Mixed Nuts (1922)
1/10
Not enough pistachios in 'Mixed Nuts'.
6 August 2006
Warning: Spoilers
I was not surprised to discover that 'Mixed Nuts' was recut from footage in two other shorts: this film's storyline is incoherent. Also (in the print I viewed, at least) the photography in some scenes is so dark that I could barely follow the action.

Stan Laurel, pre-Hardy, plays a lunatic who thinks he's Napoleon. By the way, is there even one documented case in authentic medical literature of a mental case who thought he was Napoleon? The funniest gags here are in the intertitles, when someone comments of Laurel: 'He thinks Waterloo is a swimming pool.' (That gag would never have played in Laurel's native Britain, where there are plenty of jokes conflating Waterloo the battlefield and Waterloo the railway station.) Also in this film, we have coal dust identified as 'Pittsburgh talcum'. I was surprised when a wisecrack in the intertitles referred to Laurel -- his face blackened by coal -- as 'Al Jolson' ... because at this point (1922) Jolson was still exclusively a stage performer, and I didn't expect 1922 movie audiences to get that gag. However, I viewed a print with most of the original intertitles replaced by later ones: the Jolson jape may have been inserted at some point after 'The Jazz Singer'.

Eventually, Laurel commandeers a steamroller and uses it as a tank ... a surprising gambit for a man who allegedly thinks he's Napoleon Bonaparte. I can't recall Napoleon ever using tank warfare.

At one point in this movie, some boys play a game cried 'shinny-on-your-side'. I've asked several American friends if they've ever encountered this term. So far, nothing.

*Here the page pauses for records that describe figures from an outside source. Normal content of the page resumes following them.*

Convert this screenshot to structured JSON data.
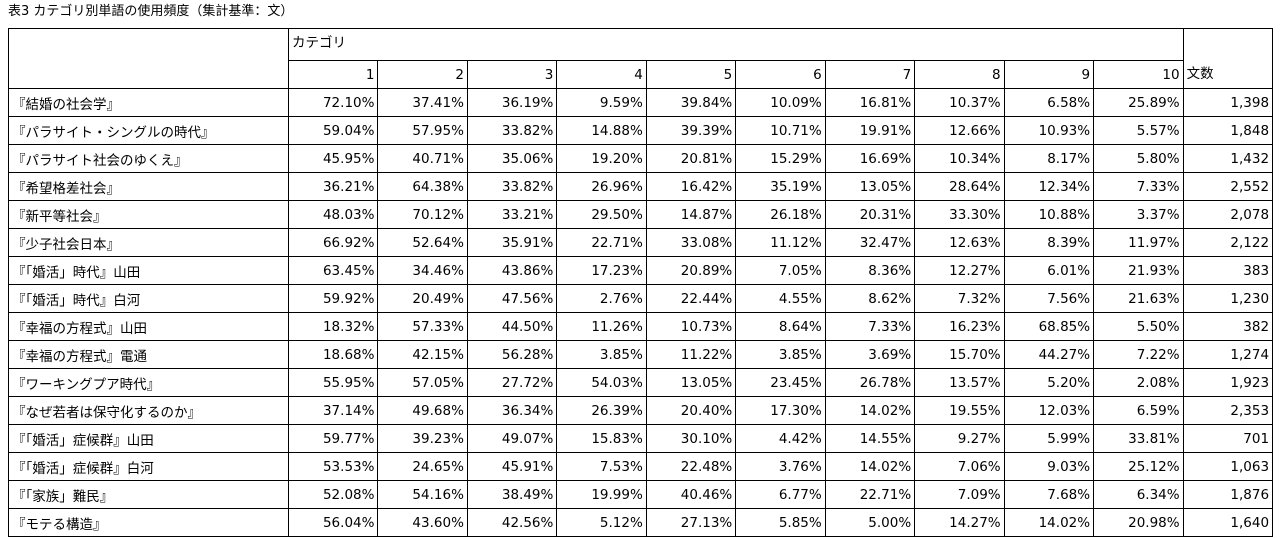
{
  "caption": "表3 カテゴリ別単語の使用頻度（集計基準：文）",
  "table": {
    "header": {
      "category": "カテゴリ",
      "columns": [
        "1",
        "2",
        "3",
        "4",
        "5",
        "6",
        "7",
        "8",
        "9",
        "10"
      ],
      "count": "文数"
    },
    "rows": [
      [
        "『結婚の社会学』",
        "72.10%",
        "37.41%",
        "36.19%",
        "9.59%",
        "39.84%",
        "10.09%",
        "16.81%",
        "10.37%",
        "6.58%",
        "25.89%",
        "1,398"
      ],
      [
        "『パラサイト・シングルの時代』",
        "59.04%",
        "57.95%",
        "33.82%",
        "14.88%",
        "39.39%",
        "10.71%",
        "19.91%",
        "12.66%",
        "10.93%",
        "5.57%",
        "1,848"
      ],
      [
        "『パラサイト社会のゆくえ』",
        "45.95%",
        "40.71%",
        "35.06%",
        "19.20%",
        "20.81%",
        "15.29%",
        "16.69%",
        "10.34%",
        "8.17%",
        "5.80%",
        "1,432"
      ],
      [
        "『希望格差社会』",
        "36.21%",
        "64.38%",
        "33.82%",
        "26.96%",
        "16.42%",
        "35.19%",
        "13.05%",
        "28.64%",
        "12.34%",
        "7.33%",
        "2,552"
      ],
      [
        "『新平等社会』",
        "48.03%",
        "70.12%",
        "33.21%",
        "29.50%",
        "14.87%",
        "26.18%",
        "20.31%",
        "33.30%",
        "10.88%",
        "3.37%",
        "2,078"
      ],
      [
        "『少子社会日本』",
        "66.92%",
        "52.64%",
        "35.91%",
        "22.71%",
        "33.08%",
        "11.12%",
        "32.47%",
        "12.63%",
        "8.39%",
        "11.97%",
        "2,122"
      ],
      [
        "『「婚活」時代』山田",
        "63.45%",
        "34.46%",
        "43.86%",
        "17.23%",
        "20.89%",
        "7.05%",
        "8.36%",
        "12.27%",
        "6.01%",
        "21.93%",
        "383"
      ],
      [
        "『「婚活」時代』白河",
        "59.92%",
        "20.49%",
        "47.56%",
        "2.76%",
        "22.44%",
        "4.55%",
        "8.62%",
        "7.32%",
        "7.56%",
        "21.63%",
        "1,230"
      ],
      [
        "『幸福の方程式』山田",
        "18.32%",
        "57.33%",
        "44.50%",
        "11.26%",
        "10.73%",
        "8.64%",
        "7.33%",
        "16.23%",
        "68.85%",
        "5.50%",
        "382"
      ],
      [
        "『幸福の方程式』電通",
        "18.68%",
        "42.15%",
        "56.28%",
        "3.85%",
        "11.22%",
        "3.85%",
        "3.69%",
        "15.70%",
        "44.27%",
        "7.22%",
        "1,274"
      ],
      [
        "『ワーキングプア時代』",
        "55.95%",
        "57.05%",
        "27.72%",
        "54.03%",
        "13.05%",
        "23.45%",
        "26.78%",
        "13.57%",
        "5.20%",
        "2.08%",
        "1,923"
      ],
      [
        "『なぜ若者は保守化するのか』",
        "37.14%",
        "49.68%",
        "36.34%",
        "26.39%",
        "20.40%",
        "17.30%",
        "14.02%",
        "19.55%",
        "12.03%",
        "6.59%",
        "2,353"
      ],
      [
        "『「婚活」症候群』山田",
        "59.77%",
        "39.23%",
        "49.07%",
        "15.83%",
        "30.10%",
        "4.42%",
        "14.55%",
        "9.27%",
        "5.99%",
        "33.81%",
        "701"
      ],
      [
        "『「婚活」症候群』白河",
        "53.53%",
        "24.65%",
        "45.91%",
        "7.53%",
        "22.48%",
        "3.76%",
        "14.02%",
        "7.06%",
        "9.03%",
        "25.12%",
        "1,063"
      ],
      [
        "『「家族」難民』",
        "52.08%",
        "54.16%",
        "38.49%",
        "19.99%",
        "40.46%",
        "6.77%",
        "22.71%",
        "7.09%",
        "7.68%",
        "6.34%",
        "1,876"
      ],
      [
        "『モテる構造』",
        "56.04%",
        "43.60%",
        "42.56%",
        "5.12%",
        "27.13%",
        "5.85%",
        "5.00%",
        "14.27%",
        "14.02%",
        "20.98%",
        "1,640"
      ]
    ]
  }
}
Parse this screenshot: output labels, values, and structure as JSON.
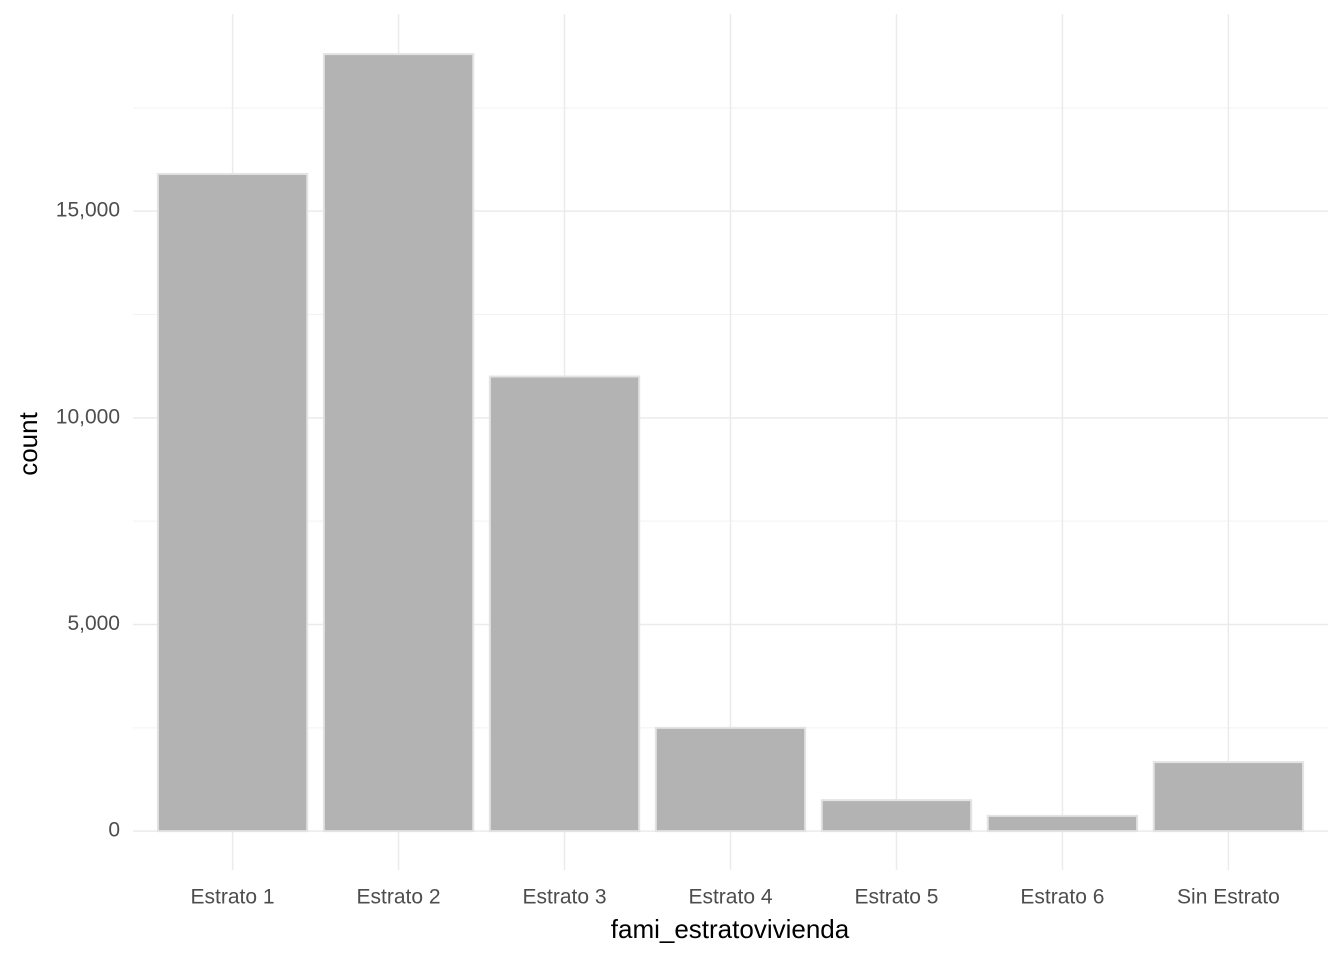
{
  "chart_data": {
    "type": "bar",
    "x_label": "fami_estratovivienda",
    "y_label": "count",
    "categories": [
      "Estrato 1",
      "Estrato 2",
      "Estrato 3",
      "Estrato 4",
      "Estrato 5",
      "Estrato 6",
      "Sin Estrato"
    ],
    "values": [
      15900,
      18800,
      11000,
      2500,
      750,
      370,
      1670
    ],
    "color": "#b3b3b3",
    "ylim": [
      -940,
      19770
    ],
    "yticks": [
      0,
      {
        "value": 5000,
        "label": "5,000"
      },
      {
        "value": 10000,
        "label": "10,000"
      },
      {
        "value": 15000,
        "label": "15,000"
      }
    ],
    "minor_yticks": [
      2500,
      7500,
      12500,
      17500
    ],
    "grid": true
  }
}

'Mixed Nuts' contains some plot business that (with my British cultural references) I didn't understand, but which an American friend explained to me. I had often heard the phrase 'meal ticket' as a slang term, but was unaware of its literal meaning. In 'Mixed Nuts', there's some business with an actual meal ticket: in some old-time diners, the charges were totted up progressively, with the customer paying at the end. Modern American audiences probably won't understand this any more than I did.

'Mixed Nuts' is mostly interesting as a glimpse of Stan Laurel still fighting to find a screen character in his own right, getting away from his stint as Chaplin's understudy (in the Fred Karno troupe) and as Chaplin's outright imitator (in 'The Keystone Trio' of American vaudeville). Max Asher, quite funny in some Hal Roach films, is given nothing to do here. As an alleged comedy, this movie falls flat. I'll rate it just one point out of 10.